Der Restaurantneurotiker

Mein Freundeskreis besteht größtenteils aus Verrückten. Spinnern. Menschen, die nicht so sind wie der Gurkennormalpatient. Typen, die alle irgendein Ding laufen haben. Einen Spleen. Eine Macke. Einen kapitalen Knall. Irgendetwas, das sie für mich interessant macht. Ich ziehe solche Leute an und finde ihre Gesellschaft spannend. Sie machen viele Dinge anders als alle anderen und ihre Handlungen faszinieren mich immer wieder aufs Neue. Langweilige Leute finde ich langweilig. Und entsetzlich schrecklich. Das war immer schon so. Ich flüchte vor langweiligen Menschen so weit es die gesellschaftlichen Konventionen zulassen, denn von langweiligen Menschen gibt es genug, sie dürfen gerne unter sich bleiben. Sehr weit weg von den Orten, an denen ich bin.
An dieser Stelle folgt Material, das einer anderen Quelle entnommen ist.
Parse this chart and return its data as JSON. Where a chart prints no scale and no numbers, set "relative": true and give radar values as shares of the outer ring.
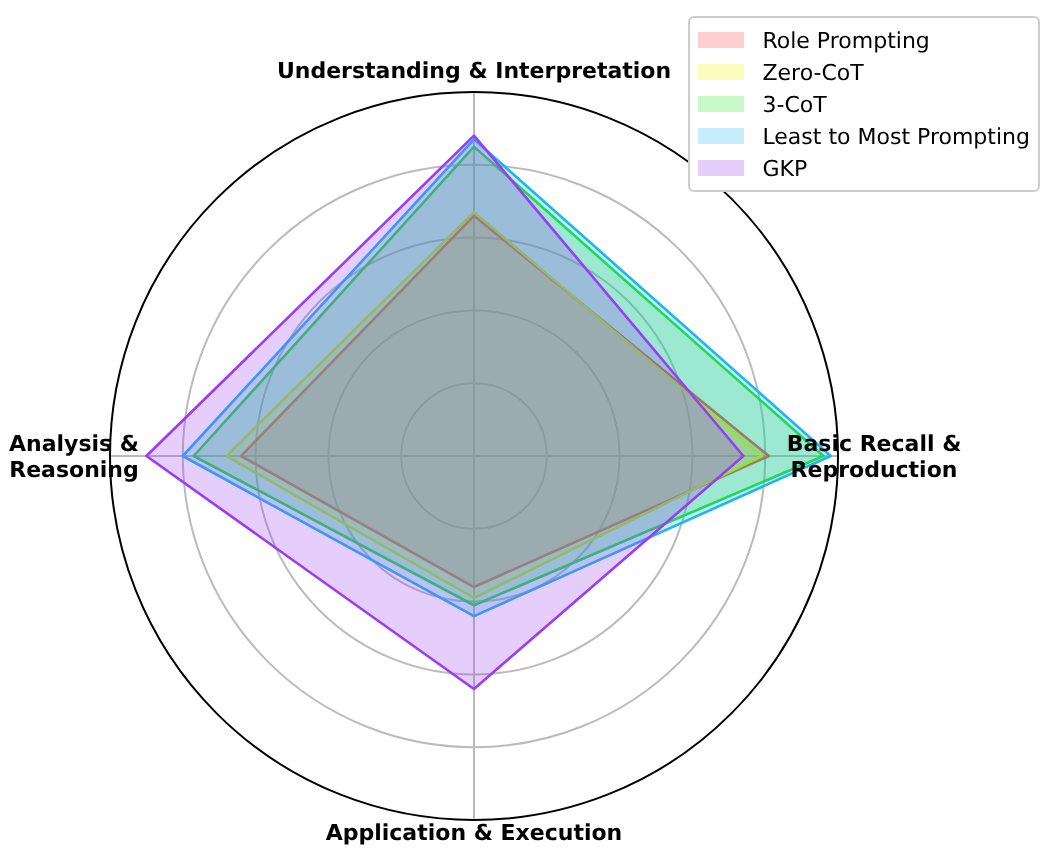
{
  "chart_data": {
    "type": "radar",
    "relative": true,
    "grid": true,
    "legend": "top right",
    "categories": [
      "Understanding & Interpretation",
      "Basic Recall &\nReproduction",
      "Application & Execution",
      "Analysis &\nReasoning"
    ],
    "series": [
      {
        "name": "Role Prompting",
        "color": "#ff3b3b",
        "values": [
          0.66,
          0.81,
          0.36,
          0.64
        ]
      },
      {
        "name": "Zero-CoT",
        "color": "#f2f200",
        "values": [
          0.67,
          0.79,
          0.39,
          0.68
        ]
      },
      {
        "name": "3-CoT",
        "color": "#1ee61e",
        "values": [
          0.85,
          0.96,
          0.41,
          0.77
        ]
      },
      {
        "name": "Least to Most Prompting",
        "color": "#1ab8f0",
        "values": [
          0.87,
          0.98,
          0.44,
          0.8
        ]
      },
      {
        "name": "GKP",
        "color": "#9a3cf5",
        "values": [
          0.88,
          0.74,
          0.64,
          0.9
        ]
      }
    ]
  }
}
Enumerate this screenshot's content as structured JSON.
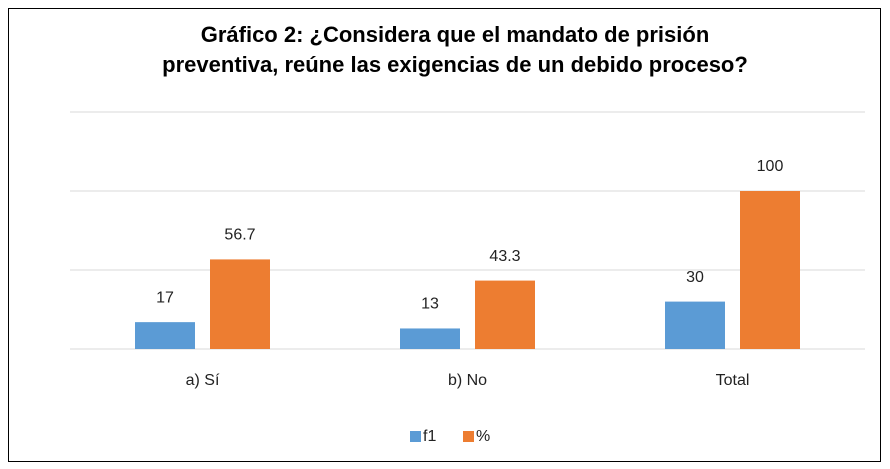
{
  "chart_data": {
    "type": "bar",
    "title": "Gráfico 2: ¿Considera que el mandato de prisión preventiva, reúne las exigencias de un debido proceso?",
    "categories": [
      "a) Sí",
      "b) No",
      "Total"
    ],
    "series": [
      {
        "name": "f1",
        "color": "#5b9bd5",
        "values": [
          17,
          13,
          30
        ]
      },
      {
        "name": "%",
        "color": "#ed7d31",
        "values": [
          56.7,
          43.3,
          100
        ]
      }
    ],
    "ylim": [
      0,
      150
    ],
    "yticks": [
      0,
      50,
      100,
      150
    ],
    "grid": true,
    "legend": "bottom"
  }
}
Vielleicht kennen Sie Situationen wie solche: Sie sitzen in einem Restaurant und möchten zahlen. Es kommt aber keiner. Ewig nicht. Lange nicht. Niemand zu sehen und wenn, dann schaut er nicht hin, wenn Sie winken, dabei winken Sie nun schon das dritte Mal und machen sich mit jedem Wink einmal mehr zur Plockwurst.
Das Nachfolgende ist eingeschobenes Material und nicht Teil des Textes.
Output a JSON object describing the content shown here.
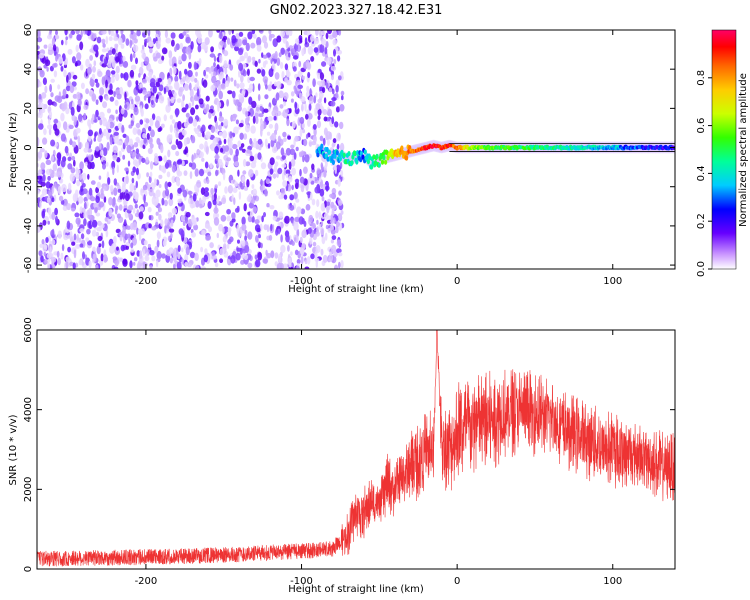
{
  "title": "GN02.2023.327.18.42.E31",
  "chart_data": [
    {
      "type": "heatmap",
      "xlabel": "Height of straight line (km)",
      "ylabel": "Frequency (Hz)",
      "xlim": [
        -270,
        140
      ],
      "ylim": [
        -62,
        60
      ],
      "x_ticks": [
        -200,
        -100,
        0,
        100
      ],
      "y_ticks": [
        -60,
        -40,
        -20,
        0,
        20,
        40,
        60
      ],
      "y_tick_labels": [
        "-60",
        "-40",
        "-20",
        "0",
        "20",
        "40",
        "60"
      ],
      "noise_region_x": [
        -270,
        -80
      ],
      "signal_track": {
        "x": [
          -90,
          -85,
          -80,
          -75,
          -70,
          -65,
          -60,
          -55,
          -50,
          -45,
          -40,
          -35,
          -30,
          -25,
          -20,
          -15,
          -10,
          -5,
          0,
          10,
          20,
          40,
          60,
          80,
          100,
          120,
          140
        ],
        "freq": [
          -1,
          -3,
          -5,
          -4,
          -6,
          -5,
          -4,
          -8,
          -6,
          -5,
          -4,
          -3,
          -2,
          -1,
          0,
          1,
          0,
          1,
          0,
          0,
          0,
          0,
          0,
          0,
          0,
          0,
          0
        ],
        "amplitude": [
          0.3,
          0.35,
          0.4,
          0.35,
          0.45,
          0.4,
          0.3,
          0.45,
          0.5,
          0.6,
          0.75,
          0.8,
          0.85,
          0.85,
          0.9,
          0.95,
          0.9,
          0.9,
          0.85,
          0.6,
          0.55,
          0.5,
          0.45,
          0.4,
          0.35,
          0.25,
          0.2
        ]
      },
      "colorbar": {
        "label": "Normalized spectral amplitude",
        "range": [
          0,
          1
        ],
        "ticks": [
          "0.0",
          "0.2",
          "0.4",
          "0.6",
          "0.8"
        ],
        "colors": [
          "#ffffff",
          "#9933ff",
          "#0000ff",
          "#00ffff",
          "#00ff00",
          "#ffff00",
          "#ff9900",
          "#ff0000",
          "#ff0066"
        ]
      },
      "grid": false
    },
    {
      "type": "line",
      "xlabel": "Height of straight line (km)",
      "ylabel": "SNR (10 * v/v)",
      "xlim": [
        -270,
        140
      ],
      "ylim": [
        0,
        6000
      ],
      "x_ticks": [
        -200,
        -100,
        0,
        100
      ],
      "y_ticks": [
        0,
        2000,
        4000,
        6000
      ],
      "line_color": "#ee3333",
      "series": [
        {
          "x": [
            -270,
            -200,
            -150,
            -100,
            -80,
            -70,
            -65,
            -60,
            -55,
            -50,
            -45,
            -40,
            -35,
            -30,
            -25,
            -20,
            -15,
            -13,
            -10,
            -5,
            0,
            5,
            10,
            20,
            30,
            40,
            50,
            60,
            70,
            80,
            90,
            100,
            110,
            120,
            130,
            140
          ],
          "y": [
            250,
            300,
            350,
            450,
            500,
            900,
            1400,
            1400,
            1700,
            1600,
            2100,
            2000,
            2300,
            2600,
            2700,
            3000,
            3000,
            6000,
            3200,
            3000,
            3400,
            3500,
            3600,
            3700,
            3900,
            4000,
            3900,
            3800,
            3500,
            3300,
            3100,
            3000,
            2900,
            2800,
            2600,
            2500
          ],
          "envelope": [
            350,
            400,
            450,
            550,
            700,
            1500,
            2000,
            2100,
            2300,
            2100,
            2900,
            2700,
            3000,
            3500,
            3700,
            4000,
            4000,
            6000,
            4300,
            4200,
            4800,
            4800,
            4900,
            5000,
            5100,
            5100,
            5000,
            4800,
            4500,
            4300,
            4100,
            4000,
            3800,
            3600,
            3500,
            3400
          ]
        }
      ],
      "grid": false
    }
  ]
}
Meistens sind Servicekräfte im Restaurant schnell da, wenn ich bestellen will, wenn ich nachbestellen will, wird es schon kritisch, und beim Zahlen tauchen sie zu oft komplett ab, keine Ahnung warum. Da können Sie gestikulieren, Sie können winken und fühlen sich doch wieder ungewünscht peinlich berührt, wenn Sie wieder gewunken haben und keiner hat Sie beachtet. Sie fühlen sich schlecht, Sie fühlen sich überflüssig. Nutzlos ignoriert. Was ja auch klar ist, denn Sie werden ja ignoriert. Wiederholt. Und keiner beachtet Sie. Schon wieder.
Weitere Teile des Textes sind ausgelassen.